Landesarbeitsgericht Mainz Urteil19.11.2015
Bezahlte Freistellung zwecks Überstundenabbaus: Keine Pflicht des Arbeitgebers zur Nachgewährung der durch Krankheit verlorenen ÜberstundenKein Einfluss der krankheitsbedingten Arbeitsunfähigkeit auf Arbeitsbefreiung
Hat der Arbeitgeber einen Arbeitnehmer zwecks Überstundenabbaus bezahlt von der Arbeit freigestellt, so kann der Arbeitnehmer nicht die Nachgewährung von verlorenen Überstunden verlangen, wenn er während des Freistellungszeitraums arbeitsunfähig erkrankt. Die krankheitsbedingte Arbeitsunfähigkeit hat keinen Einfluss auf die Arbeitsbefreiung.
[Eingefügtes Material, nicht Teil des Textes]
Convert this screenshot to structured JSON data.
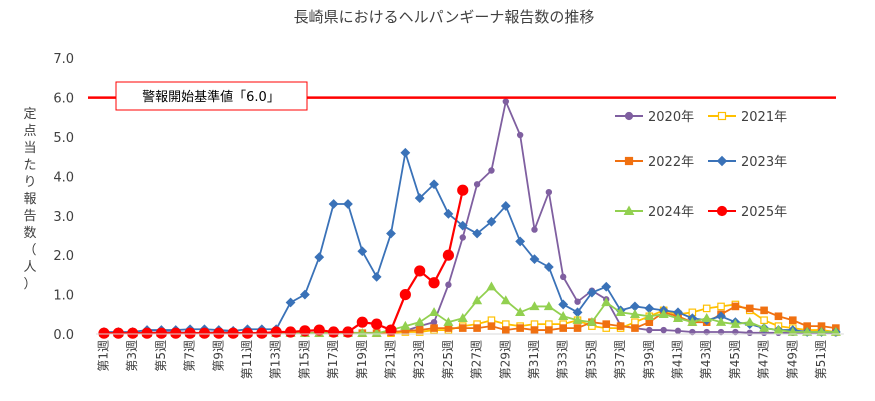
{
  "chart_data": {
    "type": "line",
    "title": "長崎県におけるヘルパンギーナ報告数の推移",
    "ylabel": "定点当たり報告数（人）",
    "xlabel": "",
    "ylim": [
      0,
      7
    ],
    "yticks": [
      "0.0",
      "1.0",
      "2.0",
      "3.0",
      "4.0",
      "5.0",
      "6.0",
      "7.0"
    ],
    "grid": false,
    "legend_position": "right",
    "weeks": [
      1,
      2,
      3,
      4,
      5,
      6,
      7,
      8,
      9,
      10,
      11,
      12,
      13,
      14,
      15,
      16,
      17,
      18,
      19,
      20,
      21,
      22,
      23,
      24,
      25,
      26,
      27,
      28,
      29,
      30,
      31,
      32,
      33,
      34,
      35,
      36,
      37,
      38,
      39,
      40,
      41,
      42,
      43,
      44,
      45,
      46,
      47,
      48,
      49,
      50,
      51,
      52
    ],
    "x_tick_labels": [
      "第1週",
      "第3週",
      "第5週",
      "第7週",
      "第9週",
      "第11週",
      "第13週",
      "第15週",
      "第17週",
      "第19週",
      "第21週",
      "第23週",
      "第25週",
      "第27週",
      "第29週",
      "第31週",
      "第33週",
      "第35週",
      "第37週",
      "第39週",
      "第41週",
      "第43週",
      "第45週",
      "第47週",
      "第49週",
      "第51週"
    ],
    "threshold": {
      "value": 6.0,
      "label": "警報開始基準値「6.0」",
      "color": "#ff0000"
    },
    "series": [
      {
        "name": "2020年",
        "color": "#7f5fa0",
        "marker": "circle",
        "fill": true,
        "values": [
          0.02,
          0.03,
          0.03,
          0.03,
          0.05,
          0.05,
          0.03,
          0.03,
          0.05,
          0.03,
          0.03,
          0.03,
          0.03,
          0.03,
          0.03,
          0.03,
          0.03,
          0.03,
          0.03,
          0.03,
          0.05,
          0.08,
          0.2,
          0.3,
          1.25,
          2.45,
          3.8,
          4.15,
          5.9,
          5.05,
          2.65,
          3.6,
          1.45,
          0.82,
          1.1,
          0.88,
          0.22,
          0.15,
          0.1,
          0.1,
          0.08,
          0.05,
          0.05,
          0.05,
          0.05,
          0.03,
          0.03,
          0.03,
          0.03,
          0.03,
          0.03,
          0.02
        ]
      },
      {
        "name": "2021年",
        "color": "#ffc000",
        "marker": "square",
        "fill": false,
        "values": [
          0.02,
          0.02,
          0.02,
          0.02,
          0.02,
          0.02,
          0.02,
          0.02,
          0.02,
          0.02,
          0.02,
          0.02,
          0.02,
          0.02,
          0.02,
          0.02,
          0.02,
          0.02,
          0.02,
          0.02,
          0.02,
          0.05,
          0.05,
          0.1,
          0.1,
          0.2,
          0.25,
          0.35,
          0.25,
          0.2,
          0.25,
          0.25,
          0.25,
          0.35,
          0.2,
          0.15,
          0.15,
          0.3,
          0.45,
          0.6,
          0.5,
          0.55,
          0.65,
          0.7,
          0.75,
          0.6,
          0.35,
          0.2,
          0.15,
          0.1,
          0.1,
          0.05
        ]
      },
      {
        "name": "2022年",
        "color": "#f07010",
        "marker": "square",
        "fill": true,
        "values": [
          0.02,
          0.02,
          0.02,
          0.02,
          0.02,
          0.02,
          0.02,
          0.02,
          0.02,
          0.02,
          0.02,
          0.02,
          0.02,
          0.02,
          0.02,
          0.02,
          0.02,
          0.02,
          0.02,
          0.02,
          0.05,
          0.08,
          0.1,
          0.15,
          0.15,
          0.15,
          0.15,
          0.2,
          0.1,
          0.15,
          0.1,
          0.1,
          0.15,
          0.15,
          0.3,
          0.25,
          0.2,
          0.15,
          0.3,
          0.55,
          0.45,
          0.3,
          0.3,
          0.5,
          0.7,
          0.65,
          0.6,
          0.45,
          0.35,
          0.2,
          0.2,
          0.15
        ]
      },
      {
        "name": "2023年",
        "color": "#3a72b8",
        "marker": "diamond",
        "fill": true,
        "values": [
          0.05,
          0.05,
          0.05,
          0.1,
          0.1,
          0.1,
          0.12,
          0.12,
          0.1,
          0.08,
          0.12,
          0.12,
          0.12,
          0.8,
          1.0,
          1.95,
          3.3,
          3.3,
          2.1,
          1.45,
          2.55,
          4.6,
          3.45,
          3.8,
          3.05,
          2.75,
          2.55,
          2.85,
          3.25,
          2.35,
          1.9,
          1.7,
          0.75,
          0.55,
          1.05,
          1.2,
          0.6,
          0.7,
          0.65,
          0.6,
          0.55,
          0.4,
          0.35,
          0.45,
          0.3,
          0.25,
          0.15,
          0.1,
          0.1,
          0.05,
          0.05,
          0.05
        ]
      },
      {
        "name": "2024年",
        "color": "#92d050",
        "marker": "triangle",
        "fill": true,
        "values": [
          0.02,
          0.02,
          0.02,
          0.02,
          0.02,
          0.02,
          0.02,
          0.02,
          0.02,
          0.02,
          0.02,
          0.02,
          0.02,
          0.02,
          0.02,
          0.02,
          0.02,
          0.02,
          0.02,
          0.02,
          0.1,
          0.2,
          0.3,
          0.55,
          0.3,
          0.4,
          0.85,
          1.2,
          0.85,
          0.55,
          0.7,
          0.7,
          0.45,
          0.35,
          0.3,
          0.8,
          0.55,
          0.5,
          0.45,
          0.5,
          0.4,
          0.3,
          0.4,
          0.3,
          0.25,
          0.3,
          0.15,
          0.1,
          0.05,
          0.05,
          0.05,
          0.05
        ]
      },
      {
        "name": "2025年",
        "color": "#ff0000",
        "marker": "circle",
        "fill": true,
        "values": [
          0.02,
          0.02,
          0.02,
          0.02,
          0.02,
          0.02,
          0.02,
          0.02,
          0.02,
          0.02,
          0.02,
          0.02,
          0.05,
          0.05,
          0.08,
          0.1,
          0.05,
          0.05,
          0.3,
          0.25,
          0.1,
          1.0,
          1.6,
          1.3,
          2.0,
          3.65
        ]
      }
    ]
  }
}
Dies geht aus einer Entscheidung des Landesarbeitsgerichts Mainz hervor.
Dem Fall lag folgender Sachverhalt zugrunde: Im September 2014 wurde ein Industriemechaniker zwecks Abbaus eines Teils seiner 472 Überstunden von seiner Arbeitgeberin bezahlt von der Arbeit freigestellt. Während des Freistellungszeitraums erkrankte der Arbeitnehmer jedoch arbeitsunfähig. Trotz dieser Arbeitsunfähigkeit kürzte die Arbeitgeberin die Überstunden. Damit war der Arbeitnehmer nicht einverstanden und erhob daher Klage.
Arbeitsgericht hielt Überstundenkürzung trotz Arbeitsunfähigkeit für rechtens
Das Arbeitsgericht Trier hielt die Überstundenkürzung trotz Arbeitsunfähigkeit für rechtens. Denn grundsätzlich trage der Arbeitnehmer bei wirksamer Freistellung das Risiko, die gewonnene Freizeit aufgrund einer Erkrankung nicht nach seinen Vorstellungen nutzen zu können. Zudem scheide eine entsprechende Anwendung von § 9 des Bundesurlaubsgesetzes (BUrlG) aus. Gegen diese Entscheidung legte der Arbeitnehmer Berufung ein.
Landesarbeitsgericht verneint ebenfalls Anspruch auf Gutschrift auf Arbeitszeitkonto
Das Landesarbeitsgericht Mainz bestätigte die Entscheidung der Vorinstanz und wies daher die Berufung des Arbeitnehmers zurück. Ihm habe kein Anspruch darauf zugestanden, eine Gutschrift auf sein Arbeitszeitkonto entsprechend seiner Krankheitstage zu erhalten. Die Arbeitgeberin sei berechtigt gewesen, den Arbeitnehmer zwecks Überstundenabbaus freizustellen. Die krankheitsbedingte Arbeitsunfähigkeit habe darauf keinen Einfluss gehabt. Der Arbeitgeber sei nicht verpflichtet gewesen, die durch die Krankheit verlorenen Überstunden nachzugewähren.
Berechtigung zur Arbeitsbefreiung zwecks Überstundenabbaus
Nach Auffassung des Landesarbeitsgerichts sei die Arbeitgeberin berechtigt gewesen, zwecks Abbaus der Überstunden den Arbeitnehmer bezahlt von der Arbeit freizustellen. Denn diese Möglichkeit sei nicht nur im Arbeitsvertrag geregelt gewesen. Vielmehr stehe einem Arbeitgeber auch ohne Zustimmung des Arbeitnehmers im Rahmen seines Direktionsrechts nach § 106 Satz 1 der Gewerbeordnung das Recht zu, ein Freizeitausgleich anzuordnen.
Keine entsprechende Anwendung von § 9 BUrlG
Eine entsprechende Anwendung von § 9 BUrlG, wonach die Tage der Arbeitsunfähigkeit während der Urlaubszeit auf den Jahresurlaub nicht angerechnet werden, schloss das Landesarbeitsgericht aus. Denn diese Ausnahmeregelung gelte nur für den Erholungsurlaub. Der Freizeitausgleich zum Abbau von Überstunden sei mit einer Urlaubsgewährung nicht vergleichbar. Die Arbeitsbefreiung diene nicht einem zusätzlichen Erholungsbedürfnis des Arbeitnehmers, sondern der Einhaltung der vertraglich vereinbarten Arbeitszeit.